Profit is whatever is left over after you have paid all of your expenses.
Four things determine your business profit:
- The price you charge for the products or services
- The quantity (or volume), of products or services
- The costs that you incur directly in producing or buying the products or services. These are known as variable costs as they can go up and down with your sales volume. A good example of this is the cost of raw material.
- The costs that you incur whether or not you make any sales. These are known as fixed costs because they do not change with your sales volume. A good example of this is the rent expense.
Suppose you sell one product called a widget for $100. You pay $60 for producing each widget. What you sell the widget for is the price and what you pay to have it available for sale is the variable cost. If you sell 100 widgets, your total variable costs are $6000 ($100 x $60). If you sell 50 widgets, your total variable costs are $3000 (50 x $60). So, as you can see, your variable costs change with your sales volume. If you sell a widget for $100 and it costs you $60 you have made a profit of $40 on each sale. This is called your gross profit or gross margin. Your gross profit gives you the resources to pay your fixed costs such as rent, wages, insurance
Gross Profit – Fixed Costs = Net Profit
When you look at a set of financial statements, they tell the story of your business performance over the designated period. If you are in sales or manufacturing, the first item shown is sales less your variable costs (purchases, cost of sales), resulting in your gross profit. (Trading Statement). Fixed costs and general expenses are then listed and calculated. The fixed cost total is then subtracted from the gross/ trading profit to give your net profit amount. This is the profit from your business that is cash available for you to spend on business assets or for personal use. Other deductible items such as depreciation and amortised borrowing costs are deducted to reduce your net profit to what is known as a taxable profit. This is then what you pay tax on.
How to Increase Profit
If you are looking for ways to increase your profit, you need to focus your attention on the four profit-determining factors: price, volume, variable costs and fixed costs. You can focus on one or more of these factors in order to enact change. Before taking any action, you should have a good look at your business and see which of these four profit-determining factors you need to focus on. Do not skip this step and jump into random actions like reducing your prices, spending money on advertising, reducing or increasing stock levels, until you have worked out which factor/s you need to focus on. If you cannot work this out yourself, or need a fresh set of eyes to consider your circumstances, a good accountant can help you :). It is important to note that you can improve business profit by increasing or decreasing any of the four profit-determining factors; however, some conditions need to be met.

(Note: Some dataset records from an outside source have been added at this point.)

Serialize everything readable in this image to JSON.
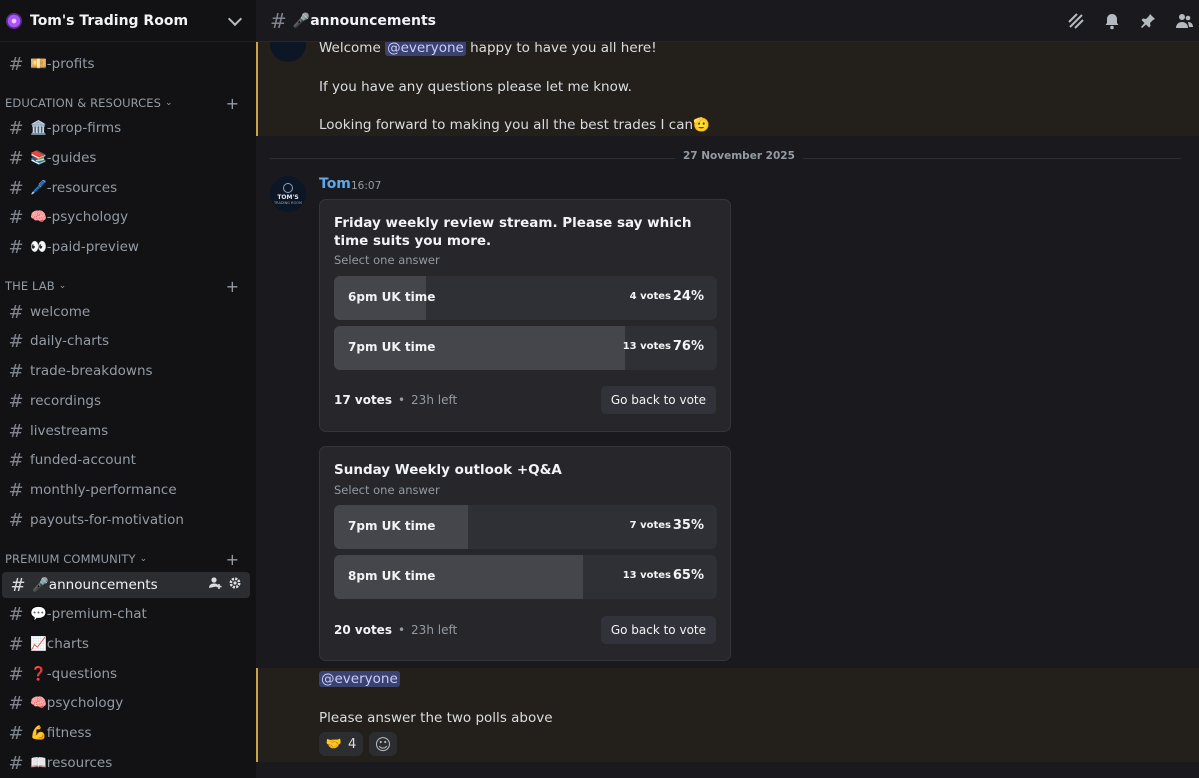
{
  "server": {
    "name": "Tom's Trading Room"
  },
  "sidebar": {
    "channels_top": [
      {
        "label": "💴-profits"
      }
    ],
    "categories": [
      {
        "label": "EDUCATION & RESOURCES"
      },
      {
        "label": "THE LAB"
      },
      {
        "label": "PREMIUM COMMUNITY"
      }
    ],
    "education": [
      {
        "label": "🏛️-prop-firms"
      },
      {
        "label": "📚-guides"
      },
      {
        "label": "🖊️-resources"
      },
      {
        "label": "🧠-psychology"
      },
      {
        "label": "👀-paid-preview"
      }
    ],
    "lab": [
      {
        "label": "welcome"
      },
      {
        "label": "daily-charts"
      },
      {
        "label": "trade-breakdowns"
      },
      {
        "label": "recordings"
      },
      {
        "label": "livestreams"
      },
      {
        "label": "funded-account"
      },
      {
        "label": "monthly-performance"
      },
      {
        "label": "payouts-for-motivation"
      }
    ],
    "premium": [
      {
        "label": "🎤announcements"
      },
      {
        "label": "💬-premium-chat"
      },
      {
        "label": "📈charts"
      },
      {
        "label": "❓-questions"
      },
      {
        "label": "🧠psychology"
      },
      {
        "label": "💪fitness"
      },
      {
        "label": "📖resources"
      }
    ]
  },
  "topbar": {
    "channel_title": "🎤announcements"
  },
  "messages": {
    "welcome_prefix": "Welcome",
    "mention": "@everyone",
    "welcome_suffix": "happy to have you all here!",
    "questions_line": "If you have any questions please let me know.",
    "forward_line": "Looking forward to making you all the best trades I can",
    "forward_emoji": "🫡",
    "date_divider": "27 November 2025",
    "author": "Tom",
    "time": "16:07",
    "avatar_text_top": "TOM'S",
    "avatar_text_bottom": "TRADING ROOM",
    "mention2": "@everyone",
    "final_line": "Please answer the two polls above",
    "reaction_emoji": "🤝",
    "reaction_count": "4",
    "add_reaction_icon": "☺"
  },
  "polls": [
    {
      "question": "Friday weekly review stream. Please say which time suits you more.",
      "select_hint": "Select one answer",
      "answers": [
        {
          "label": "6pm UK time",
          "votes": "4 votes",
          "percent": "24%",
          "fraction": 0.24
        },
        {
          "label": "7pm UK time",
          "votes": "13 votes",
          "percent": "76%",
          "fraction": 0.76
        }
      ],
      "total_votes": "17 votes",
      "time_left": "23h left",
      "button": "Go back to vote"
    },
    {
      "question": "Sunday Weekly outlook +Q&A",
      "select_hint": "Select one answer",
      "answers": [
        {
          "label": "7pm UK time",
          "votes": "7 votes",
          "percent": "35%",
          "fraction": 0.35
        },
        {
          "label": "8pm UK time",
          "votes": "13 votes",
          "percent": "65%",
          "fraction": 0.65
        }
      ],
      "total_votes": "20 votes",
      "time_left": "23h left",
      "button": "Go back to vote"
    }
  ],
  "icons": {
    "threads": "threads-icon",
    "bell": "bell-icon",
    "pin": "pin-icon",
    "members": "members-icon",
    "add_member": "add-member-icon",
    "settings": "gear-icon"
  },
  "colors": {
    "accent_mention": "#3c4270",
    "author_name": "#5fa8e8",
    "highlight_border": "#c9a24a"
  }
}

Factor Action Required Conditions
- Increase - You increase the price to increase gross profit. Sales volume will either remain unchanged or could decline. If it does decline, then the reduction needs to be less than the extra profit you expected in order to benefit from this action.
- Decrease - You decrease the price to increase sales volume. Sales volume has to grow sufficiently to compensate for the price decline. As sales volume increases, fixed and variable costs per unit should decrease due to increased economies of scale as the same level of costs are spread over more units.

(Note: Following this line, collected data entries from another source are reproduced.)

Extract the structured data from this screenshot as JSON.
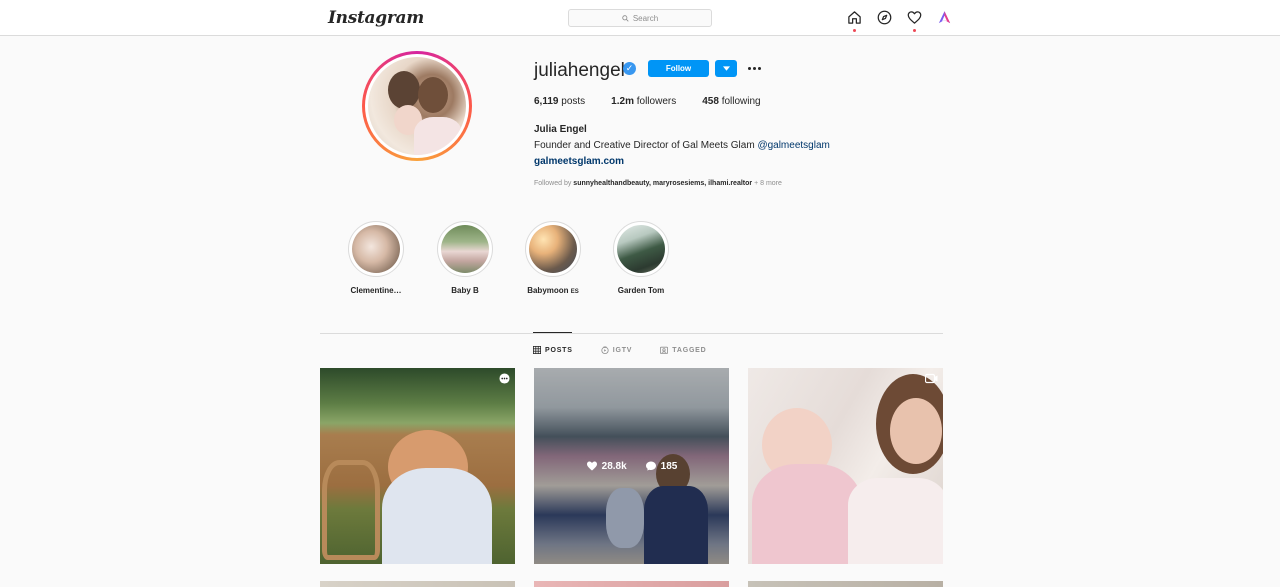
{
  "topbar": {
    "logo": "Instagram",
    "search_placeholder": "Search",
    "icons": [
      "home-icon",
      "explore-icon",
      "activity-heart-icon",
      "profile-icon"
    ]
  },
  "profile": {
    "username": "juliahengel",
    "follow_label": "Follow",
    "stats": {
      "posts_count": "6,119",
      "posts_label": "posts",
      "followers_count": "1.2m",
      "followers_label": "followers",
      "following_count": "458",
      "following_label": "following"
    },
    "full_name": "Julia Engel",
    "bio": "Founder and Creative Director of Gal Meets Glam ",
    "bio_mention": "@galmeetsglam",
    "website": "galmeetsglam.com",
    "followed_by_prefix": "Followed by ",
    "followed_by_names": "sunnyhealthandbeauty, maryrosesiems, ilhami.realtor",
    "followed_by_more": " + 8 more"
  },
  "highlights": [
    {
      "label": "Clementine…"
    },
    {
      "label": "Baby B"
    },
    {
      "label": "Babymoon",
      "suffix": "ES"
    },
    {
      "label": "Garden Tom"
    }
  ],
  "tabs": [
    {
      "label": "POSTS",
      "active": true
    },
    {
      "label": "IGTV",
      "active": false
    },
    {
      "label": "TAGGED",
      "active": false
    }
  ],
  "posts": [
    {
      "type": "carousel"
    },
    {
      "type": "image",
      "hover": true,
      "likes": "28.8k",
      "comments": "185"
    },
    {
      "type": "video"
    }
  ],
  "colors": {
    "accent": "#0095f6",
    "verified": "#3897f0",
    "notification_dot": "#ed4956"
  }
}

- Increase - To achieve this price may remain unchanged or be decreased. Advertising or marketing may have been undertaken. More attentive and focused service to customers may have been implemented. If prices were decreased, then it is important that the resulting reduction in gross profit is less than the increase made from increasing sales volume. As sales volume increases, fixed and variable costs per unit should decrease due to increased economies of scale as the same level of costs are spread over more units.

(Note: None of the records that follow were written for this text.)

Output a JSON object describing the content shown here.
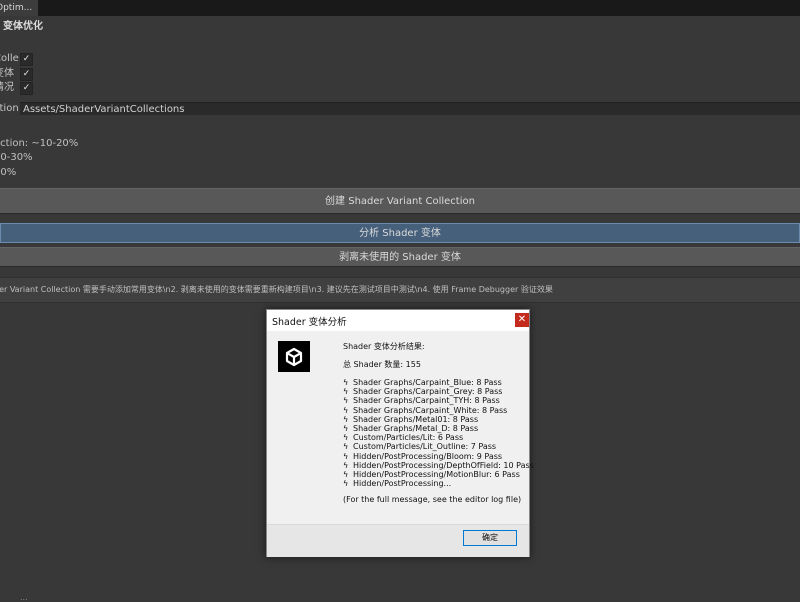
{
  "tab": {
    "label": "Optim..."
  },
  "section_title": "变体优化",
  "toggles": [
    {
      "label": "Colle",
      "checked": true
    },
    {
      "label": "变体",
      "checked": true
    },
    {
      "label": "情况",
      "checked": true
    }
  ],
  "path": {
    "label": "ction",
    "value": "Assets/ShaderVariantCollections"
  },
  "estimates": [
    "ection: ~10-20%",
    "20-30%",
    "50%"
  ],
  "buttons": {
    "create": "创建 Shader Variant Collection",
    "analyze": "分析 Shader 变体",
    "strip": "剥离未使用的 Shader 变体"
  },
  "help_text": "der Variant Collection 需要手动添加常用变体\\n2. 剥离未使用的变体需要重新构建项目\\n3. 建议先在测试项目中测试\\n4. 使用 Frame Debugger 验证效果",
  "bottom_text": "...",
  "dialog": {
    "title": "Shader 变体分析",
    "close_glyph": "✕",
    "heading": "Shader 变体分析结果:",
    "total": "总 Shader 数量: 155",
    "items": [
      "Shader Graphs/Carpaint_Blue: 8 Pass",
      "Shader Graphs/Carpaint_Grey: 8 Pass",
      "Shader Graphs/Carpaint_TYH: 8 Pass",
      "Shader Graphs/Carpaint_White: 8 Pass",
      "Shader Graphs/Metal01: 8 Pass",
      "Shader Graphs/Metal_D: 8 Pass",
      "Custom/Particles/Lit: 6 Pass",
      "Custom/Particles/Lit_Outline: 7 Pass",
      "Hidden/PostProcessing/Bloom: 9 Pass",
      "Hidden/PostProcessing/DepthOfField: 10 Pass",
      "Hidden/PostProcessing/MotionBlur: 6 Pass",
      "Hidden/PostProcessing..."
    ],
    "footer_note": "(For the full message, see the editor log file)",
    "ok_label": "确定",
    "bolt_glyph": "ϟ"
  },
  "colors": {
    "editor_bg": "#383838",
    "analyze_button": "#46607c",
    "close_button": "#c42b1c",
    "ok_border": "#0078d4"
  },
  "icons": {
    "dialog": "unity-logo-icon",
    "close": "close-icon",
    "check": "checkmark-icon",
    "bullet": "lightning-bolt-icon"
  }
}
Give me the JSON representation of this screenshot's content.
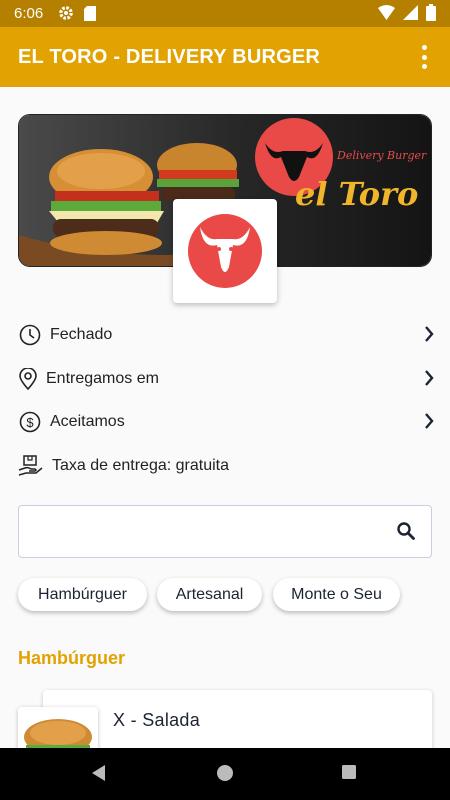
{
  "status_bar": {
    "time": "6:06"
  },
  "app_bar": {
    "title": "EL TORO - DELIVERY BURGER",
    "color": "#e2a302"
  },
  "banner": {
    "brand_script": "Delivery Burger",
    "brand_name": "el Toro"
  },
  "info": [
    {
      "label": "Fechado",
      "icon": "clock-icon"
    },
    {
      "label": "Entregamos em",
      "icon": "location-pin-icon"
    },
    {
      "label": "Aceitamos",
      "icon": "dollar-coin-icon"
    },
    {
      "label": "Taxa de entrega: gratuita",
      "icon": "delivery-hand-icon"
    }
  ],
  "search": {
    "value": "",
    "placeholder": ""
  },
  "categories": [
    "Hambúrguer",
    "Artesanal",
    "Monte o Seu"
  ],
  "section": {
    "title": "Hambúrguer"
  },
  "products": [
    {
      "name": "X - Salada"
    }
  ]
}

- Decrease - Savings in fixed costs would have to be achieved by reducing the size of the business turnover. Services and products offered or production levels would need to be evaluated to also look for ways to reduce variable costs. Economies of scale may decrease. It is crucial that savings made are greater than any reduction in gross profit due to decreased sales volume.
- Increase - An increase in variable costs should lead to an improved product or service quality. Your market must accept a higher price to cover the increased costs, or the better service quality must attract new buyers and increase sales enough to offset the higher variable costs.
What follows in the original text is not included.